文摘AIM: To investigate whether the routine use of fibrin glue applied onto the hepatic resection area can diminish postoperative volume of bloody or biliary fluids drained via intraoperatively placed perihepatic tubes and can thus lower the complication rate.METHODS: Two groups of consecutive patients with a comparable spectrum of recent hepatic resections were compared: (1) 13 patients who underwent application of fibrin glue immediately after resection of liver parenchyma;(2) 12 patients who did not.
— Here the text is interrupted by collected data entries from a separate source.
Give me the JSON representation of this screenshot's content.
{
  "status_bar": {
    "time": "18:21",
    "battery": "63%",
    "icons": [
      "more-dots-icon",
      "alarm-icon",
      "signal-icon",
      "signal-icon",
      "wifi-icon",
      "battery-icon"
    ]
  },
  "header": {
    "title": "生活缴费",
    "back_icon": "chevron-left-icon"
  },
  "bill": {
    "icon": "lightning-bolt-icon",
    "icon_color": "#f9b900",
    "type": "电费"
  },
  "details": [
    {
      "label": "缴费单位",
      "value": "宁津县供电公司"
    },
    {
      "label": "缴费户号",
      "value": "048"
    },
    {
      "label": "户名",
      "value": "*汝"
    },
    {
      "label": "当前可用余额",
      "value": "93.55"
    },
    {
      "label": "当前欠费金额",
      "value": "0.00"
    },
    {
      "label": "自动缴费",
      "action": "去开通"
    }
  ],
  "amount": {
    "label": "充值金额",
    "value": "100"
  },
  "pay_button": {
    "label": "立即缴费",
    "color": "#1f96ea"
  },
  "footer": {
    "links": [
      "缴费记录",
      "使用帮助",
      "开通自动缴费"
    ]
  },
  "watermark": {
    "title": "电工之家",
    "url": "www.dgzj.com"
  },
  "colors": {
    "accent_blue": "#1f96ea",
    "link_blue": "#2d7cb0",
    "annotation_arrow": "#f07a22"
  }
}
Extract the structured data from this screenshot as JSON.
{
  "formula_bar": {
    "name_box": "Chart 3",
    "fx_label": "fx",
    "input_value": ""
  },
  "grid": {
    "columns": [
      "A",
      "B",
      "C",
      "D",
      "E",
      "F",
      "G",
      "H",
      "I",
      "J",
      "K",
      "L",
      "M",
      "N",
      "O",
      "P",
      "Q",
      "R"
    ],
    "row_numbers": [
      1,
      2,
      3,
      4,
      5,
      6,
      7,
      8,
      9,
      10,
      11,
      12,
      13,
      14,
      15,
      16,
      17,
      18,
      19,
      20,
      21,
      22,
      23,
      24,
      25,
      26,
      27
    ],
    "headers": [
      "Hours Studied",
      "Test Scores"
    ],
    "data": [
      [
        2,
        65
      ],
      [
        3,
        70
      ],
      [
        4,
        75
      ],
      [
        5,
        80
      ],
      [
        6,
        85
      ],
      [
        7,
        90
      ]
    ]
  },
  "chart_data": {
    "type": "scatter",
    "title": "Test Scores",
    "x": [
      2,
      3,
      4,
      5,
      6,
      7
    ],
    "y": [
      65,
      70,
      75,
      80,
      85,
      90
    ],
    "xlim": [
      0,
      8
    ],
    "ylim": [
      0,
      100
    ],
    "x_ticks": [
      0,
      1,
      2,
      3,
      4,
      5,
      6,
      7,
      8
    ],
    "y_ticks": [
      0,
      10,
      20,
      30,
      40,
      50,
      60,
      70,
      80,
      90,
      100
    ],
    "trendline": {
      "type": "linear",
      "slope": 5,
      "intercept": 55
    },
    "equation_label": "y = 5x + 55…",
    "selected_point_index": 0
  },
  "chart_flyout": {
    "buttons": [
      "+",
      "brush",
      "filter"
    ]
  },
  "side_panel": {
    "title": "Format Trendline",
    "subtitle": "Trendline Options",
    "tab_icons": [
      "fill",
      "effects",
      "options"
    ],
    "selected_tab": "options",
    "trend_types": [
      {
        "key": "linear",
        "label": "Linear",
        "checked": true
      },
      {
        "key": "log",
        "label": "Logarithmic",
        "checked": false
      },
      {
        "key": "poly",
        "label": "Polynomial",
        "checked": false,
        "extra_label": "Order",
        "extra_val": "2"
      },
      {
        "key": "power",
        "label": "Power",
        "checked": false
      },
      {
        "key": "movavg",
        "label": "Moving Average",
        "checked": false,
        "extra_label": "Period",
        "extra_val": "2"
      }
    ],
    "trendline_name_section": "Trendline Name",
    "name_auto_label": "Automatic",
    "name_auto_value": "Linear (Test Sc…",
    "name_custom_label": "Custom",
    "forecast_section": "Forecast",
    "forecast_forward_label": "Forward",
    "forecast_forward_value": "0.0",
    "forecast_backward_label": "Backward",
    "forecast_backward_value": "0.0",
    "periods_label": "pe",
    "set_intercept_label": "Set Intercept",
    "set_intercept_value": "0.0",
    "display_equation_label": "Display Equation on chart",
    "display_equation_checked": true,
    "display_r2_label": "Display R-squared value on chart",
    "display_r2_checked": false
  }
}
Volumes of postoperative drainage fluid were determined in 4-h intervals through 24 h indicating the intervention caused bloody and biliary segregation.RESULTS: Through the first 8 h postoperatively, there was a tendency of higher amounts of fluids in patients with no additional application of fibrin glue while through the following intervals, a significant increase of drainage volumes was documented in comparison with the first two 4-h intervals, e.g., after 12 h, 149.6 mL +/-110 mL vs 63.2 mL +/-78 mL. Using fibrin glue, postoperative fluid amounts were significantly lower through the postoperative observation period of 24 h (851 mL +/-715 mL vs 315 mL +/-305 mL).CONCLUSION: For hepatic resections, the use of fibrin glue appears to be advantageous in terms of a significant decrease of surgically associated segregation of blood or bile out of the resection area. This might result in a better outcome.